Li King Su permitted himself a slight deprecatory gesture.

“It is desirable,” he replied, “that those of whom I speak should remain anonymous!”

But I continued to stare at him with a sort of horror. “By arrangement with that distinguished Egyptologist,” he had said smoothly—

(Good God! What kind of “arrangement”!)”—it was the intention of the hider,” he went on, “that these potent secrets should remain concealed for ever. The activities of Professor Zeitland and Sir Lionel Barton created an unforeseen situation. It was complicated by the action of the Lady Fah Lo Suee. She had recently learned what was hidden there, but she was ignorant of how to recover it… Professor Zeitland imparted his knowledge to her—then came Sir Lionel Barton…”

He paused again, significantly.

“We moved too late, Mr. Greville. An old schism in our ranks had made an enemy of one of the most brilliant and dangerous men in China—the exalted Mandarin Ki Ming. He gave the Lady Fah Lo Suee his aid. But we wasted no more time. I succeeded in gaining admittance to their councils. It was by means of their organization that I intercepted Dr. Petrie’s telegram to Sir Brian Hawkins. You know the use which I made of my knowledge.

“Your present English Government is blind. You will lose Egypt; you have lost India. A great federation of Eastern States affiliated with Russia—a new Russia—is destined to take the place once held by the British Empire. You have one chance to recover…”

The man’s personality was beginning to get me. I had forgotten that I sat inert, listening to a self-confessed servant of Dr. Fu-Manchu: I only knew that he was raising veils beyond which I longed to peer.

“What is it?” I asked.

And, as I spoke, a chill—not figurative but literal—turned me cold. I had detected Li King Su in the act of glancing toward a partially opened door which led to the bedroom…

Definitely,
someone
was listening!

As if conscious of the fact that he had betrayed himself, “Dr. Amber” went on immediately:

“A counter alliance! But we are getting out of our depth, Mr. Greville. To return to more personal matters: The schemes of the Lady Fah Lo Suee were not approved by us. The authority she has stolen must be restored to those who know how to wield it. In other words, Sir Denis Nayland Smith’s aims and our own are identical— at the moment. But he is marked down!”

“He knows it!”

“He may know it—but tonight he is walking into a trap! Since he left Norfolk—where he failed to arrest the prime mover—you have lost touch with him. He is following up a clue discovered by Inspector Yale. It is a false clue… a snare. He stands in the way: she is afraid to move until he is silenced.

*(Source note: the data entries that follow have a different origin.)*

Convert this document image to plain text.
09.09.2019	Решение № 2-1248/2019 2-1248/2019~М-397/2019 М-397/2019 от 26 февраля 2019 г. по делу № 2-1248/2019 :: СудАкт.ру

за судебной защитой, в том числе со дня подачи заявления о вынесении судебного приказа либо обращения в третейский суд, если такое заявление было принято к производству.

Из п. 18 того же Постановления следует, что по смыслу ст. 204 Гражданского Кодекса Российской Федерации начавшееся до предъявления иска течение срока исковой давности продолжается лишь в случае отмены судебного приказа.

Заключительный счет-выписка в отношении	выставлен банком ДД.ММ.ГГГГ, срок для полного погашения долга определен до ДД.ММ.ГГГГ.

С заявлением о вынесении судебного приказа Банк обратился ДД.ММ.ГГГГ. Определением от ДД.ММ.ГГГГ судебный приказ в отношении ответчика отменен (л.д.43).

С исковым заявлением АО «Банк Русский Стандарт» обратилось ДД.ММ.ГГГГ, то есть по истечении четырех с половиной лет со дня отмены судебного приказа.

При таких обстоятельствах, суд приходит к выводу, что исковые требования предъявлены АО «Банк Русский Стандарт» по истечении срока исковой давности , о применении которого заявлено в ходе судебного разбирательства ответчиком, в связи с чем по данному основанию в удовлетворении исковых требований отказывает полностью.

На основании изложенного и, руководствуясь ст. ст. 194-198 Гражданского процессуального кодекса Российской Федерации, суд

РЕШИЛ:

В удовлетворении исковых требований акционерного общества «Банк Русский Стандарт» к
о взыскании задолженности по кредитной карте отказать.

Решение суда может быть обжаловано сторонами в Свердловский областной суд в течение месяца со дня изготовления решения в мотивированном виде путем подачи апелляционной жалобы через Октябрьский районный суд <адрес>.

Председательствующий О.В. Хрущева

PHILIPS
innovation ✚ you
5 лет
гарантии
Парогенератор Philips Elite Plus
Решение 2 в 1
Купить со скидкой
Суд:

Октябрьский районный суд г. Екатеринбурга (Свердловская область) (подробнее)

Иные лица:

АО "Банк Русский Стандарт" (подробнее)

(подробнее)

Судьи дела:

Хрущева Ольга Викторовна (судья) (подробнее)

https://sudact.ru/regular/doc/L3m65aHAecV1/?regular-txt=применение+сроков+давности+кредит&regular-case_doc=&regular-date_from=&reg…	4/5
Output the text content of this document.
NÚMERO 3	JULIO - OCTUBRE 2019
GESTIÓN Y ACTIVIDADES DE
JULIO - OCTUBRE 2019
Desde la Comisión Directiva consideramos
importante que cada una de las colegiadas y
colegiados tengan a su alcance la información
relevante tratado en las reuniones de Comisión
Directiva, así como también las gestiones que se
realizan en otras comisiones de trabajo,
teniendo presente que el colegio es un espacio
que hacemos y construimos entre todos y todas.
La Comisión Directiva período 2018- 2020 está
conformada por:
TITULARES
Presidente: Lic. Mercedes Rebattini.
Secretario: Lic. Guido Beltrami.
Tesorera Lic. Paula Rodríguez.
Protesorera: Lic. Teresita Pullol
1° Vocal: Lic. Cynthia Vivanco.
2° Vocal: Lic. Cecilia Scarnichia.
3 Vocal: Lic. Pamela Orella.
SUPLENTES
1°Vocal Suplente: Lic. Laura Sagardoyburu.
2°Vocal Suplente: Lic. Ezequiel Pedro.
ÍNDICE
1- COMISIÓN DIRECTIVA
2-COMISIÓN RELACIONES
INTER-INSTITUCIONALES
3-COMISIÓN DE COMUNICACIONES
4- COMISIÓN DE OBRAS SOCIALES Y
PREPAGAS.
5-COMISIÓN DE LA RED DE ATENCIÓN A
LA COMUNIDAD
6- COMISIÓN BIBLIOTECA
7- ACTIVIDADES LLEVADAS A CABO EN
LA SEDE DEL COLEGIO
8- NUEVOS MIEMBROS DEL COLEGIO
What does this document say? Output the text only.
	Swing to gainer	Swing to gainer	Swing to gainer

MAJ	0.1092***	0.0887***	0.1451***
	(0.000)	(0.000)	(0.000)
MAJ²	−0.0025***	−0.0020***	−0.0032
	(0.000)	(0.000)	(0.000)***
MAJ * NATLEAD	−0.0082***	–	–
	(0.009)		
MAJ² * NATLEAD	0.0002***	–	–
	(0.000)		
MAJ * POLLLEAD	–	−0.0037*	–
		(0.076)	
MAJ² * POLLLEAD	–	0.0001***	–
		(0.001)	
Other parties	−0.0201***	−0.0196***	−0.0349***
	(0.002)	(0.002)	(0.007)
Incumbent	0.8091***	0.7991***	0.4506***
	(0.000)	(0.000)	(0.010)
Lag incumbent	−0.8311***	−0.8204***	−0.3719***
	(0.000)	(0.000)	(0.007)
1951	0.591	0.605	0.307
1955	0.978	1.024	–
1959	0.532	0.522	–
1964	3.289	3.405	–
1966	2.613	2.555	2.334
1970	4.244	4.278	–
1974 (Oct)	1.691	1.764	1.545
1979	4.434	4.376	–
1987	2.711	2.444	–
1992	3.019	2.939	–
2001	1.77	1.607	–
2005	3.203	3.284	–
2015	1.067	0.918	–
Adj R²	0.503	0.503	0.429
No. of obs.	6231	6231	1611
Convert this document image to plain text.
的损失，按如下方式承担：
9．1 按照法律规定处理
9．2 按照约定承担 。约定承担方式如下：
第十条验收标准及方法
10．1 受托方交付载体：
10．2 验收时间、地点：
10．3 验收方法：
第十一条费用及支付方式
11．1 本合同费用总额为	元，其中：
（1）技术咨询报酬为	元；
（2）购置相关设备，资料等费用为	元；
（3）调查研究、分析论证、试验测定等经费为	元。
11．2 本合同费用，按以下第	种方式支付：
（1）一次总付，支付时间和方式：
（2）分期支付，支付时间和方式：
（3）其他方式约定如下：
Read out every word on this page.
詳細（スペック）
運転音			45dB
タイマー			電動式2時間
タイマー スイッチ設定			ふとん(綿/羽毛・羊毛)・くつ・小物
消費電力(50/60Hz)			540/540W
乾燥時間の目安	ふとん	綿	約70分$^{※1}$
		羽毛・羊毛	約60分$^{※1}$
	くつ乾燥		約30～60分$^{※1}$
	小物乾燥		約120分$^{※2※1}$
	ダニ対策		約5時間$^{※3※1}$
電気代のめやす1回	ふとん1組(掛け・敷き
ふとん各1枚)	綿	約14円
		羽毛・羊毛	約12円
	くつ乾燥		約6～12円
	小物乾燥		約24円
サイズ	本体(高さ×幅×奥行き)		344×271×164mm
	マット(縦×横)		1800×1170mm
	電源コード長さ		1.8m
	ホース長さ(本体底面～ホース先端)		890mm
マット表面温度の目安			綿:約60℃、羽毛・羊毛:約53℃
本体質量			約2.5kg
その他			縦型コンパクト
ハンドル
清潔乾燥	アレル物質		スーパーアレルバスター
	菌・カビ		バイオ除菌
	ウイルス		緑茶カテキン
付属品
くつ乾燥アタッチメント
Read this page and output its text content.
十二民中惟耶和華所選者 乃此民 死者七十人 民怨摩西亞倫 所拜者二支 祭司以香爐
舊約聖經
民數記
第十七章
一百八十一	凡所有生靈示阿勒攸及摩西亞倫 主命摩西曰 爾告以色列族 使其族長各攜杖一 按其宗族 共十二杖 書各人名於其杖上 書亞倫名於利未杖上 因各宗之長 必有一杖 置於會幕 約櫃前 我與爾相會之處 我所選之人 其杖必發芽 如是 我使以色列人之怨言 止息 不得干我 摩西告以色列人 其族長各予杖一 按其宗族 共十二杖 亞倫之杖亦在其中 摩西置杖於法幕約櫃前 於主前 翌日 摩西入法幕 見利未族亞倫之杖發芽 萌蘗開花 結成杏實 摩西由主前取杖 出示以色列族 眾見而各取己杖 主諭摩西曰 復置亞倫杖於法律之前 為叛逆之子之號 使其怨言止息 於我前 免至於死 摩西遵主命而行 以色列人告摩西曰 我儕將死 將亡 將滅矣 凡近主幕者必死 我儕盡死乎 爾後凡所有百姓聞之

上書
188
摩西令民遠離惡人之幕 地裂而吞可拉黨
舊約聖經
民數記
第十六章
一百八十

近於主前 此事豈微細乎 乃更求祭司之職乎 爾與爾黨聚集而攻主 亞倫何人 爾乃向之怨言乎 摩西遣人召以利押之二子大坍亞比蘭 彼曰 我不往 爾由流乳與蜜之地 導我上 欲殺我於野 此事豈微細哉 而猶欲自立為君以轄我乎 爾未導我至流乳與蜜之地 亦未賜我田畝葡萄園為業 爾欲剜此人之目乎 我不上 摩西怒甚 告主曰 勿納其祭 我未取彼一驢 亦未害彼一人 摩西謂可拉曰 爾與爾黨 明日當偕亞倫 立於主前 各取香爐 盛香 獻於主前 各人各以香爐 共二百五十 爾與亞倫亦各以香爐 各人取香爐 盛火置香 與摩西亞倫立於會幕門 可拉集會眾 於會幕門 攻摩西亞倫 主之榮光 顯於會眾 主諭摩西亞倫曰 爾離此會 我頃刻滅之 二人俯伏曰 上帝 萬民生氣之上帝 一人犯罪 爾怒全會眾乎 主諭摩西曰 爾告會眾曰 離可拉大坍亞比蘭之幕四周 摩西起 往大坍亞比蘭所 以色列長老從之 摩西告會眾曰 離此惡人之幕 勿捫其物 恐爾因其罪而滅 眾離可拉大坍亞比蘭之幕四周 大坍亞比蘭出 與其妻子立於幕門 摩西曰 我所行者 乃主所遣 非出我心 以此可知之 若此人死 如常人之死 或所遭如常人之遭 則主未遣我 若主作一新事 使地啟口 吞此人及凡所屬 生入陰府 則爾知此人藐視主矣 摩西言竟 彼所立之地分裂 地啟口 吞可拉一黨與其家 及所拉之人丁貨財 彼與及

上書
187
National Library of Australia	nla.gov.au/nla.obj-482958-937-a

“Here”—he handed me a slip of paper—“is the address to which he is going tonight. Death waits for him.”

I glanced at the writing.

“The garden of this house adjoins the Regent Canal,” Li King Su went on. “And it is intended that Sir Denis’s body shall be found in the Canal in the morning! Here”—he passed a second slip—“is the address at which Sir Denis is hiding.”

The second address was that of a Dr. Murray in a southwest suburb.

“Dr. Murray bought Dr. Petrie’s practice,” the even voice continued, “when the latter went to Egypt. I must warn you against any attempt to communicate by telephone. The Lady Fah Lo Suee has a spy in the house! Take what steps you please, Mr. Greville, but move quickly! For my own part, I leave London in an hour. I can do no more. It is unnecessary to remind you of our bargain.”

At the very moment that I entered the lift, that occult knowledge of
being watched
left me. It was the same—but intensified—as that which had warned me in Cairo, and later on the road to el-Khârga. Li King Su, on acquaintance, was a remarkable man. But some vastly greater personality had been concealed in that inner room. I could not forget that
Dr. Fu-Manchu
had been seen a stone’s throw from Babylon House!

Could I trust Li King Su?

Simple enough to test his statements. I had only to take a taxi to Dr. Murray’s address.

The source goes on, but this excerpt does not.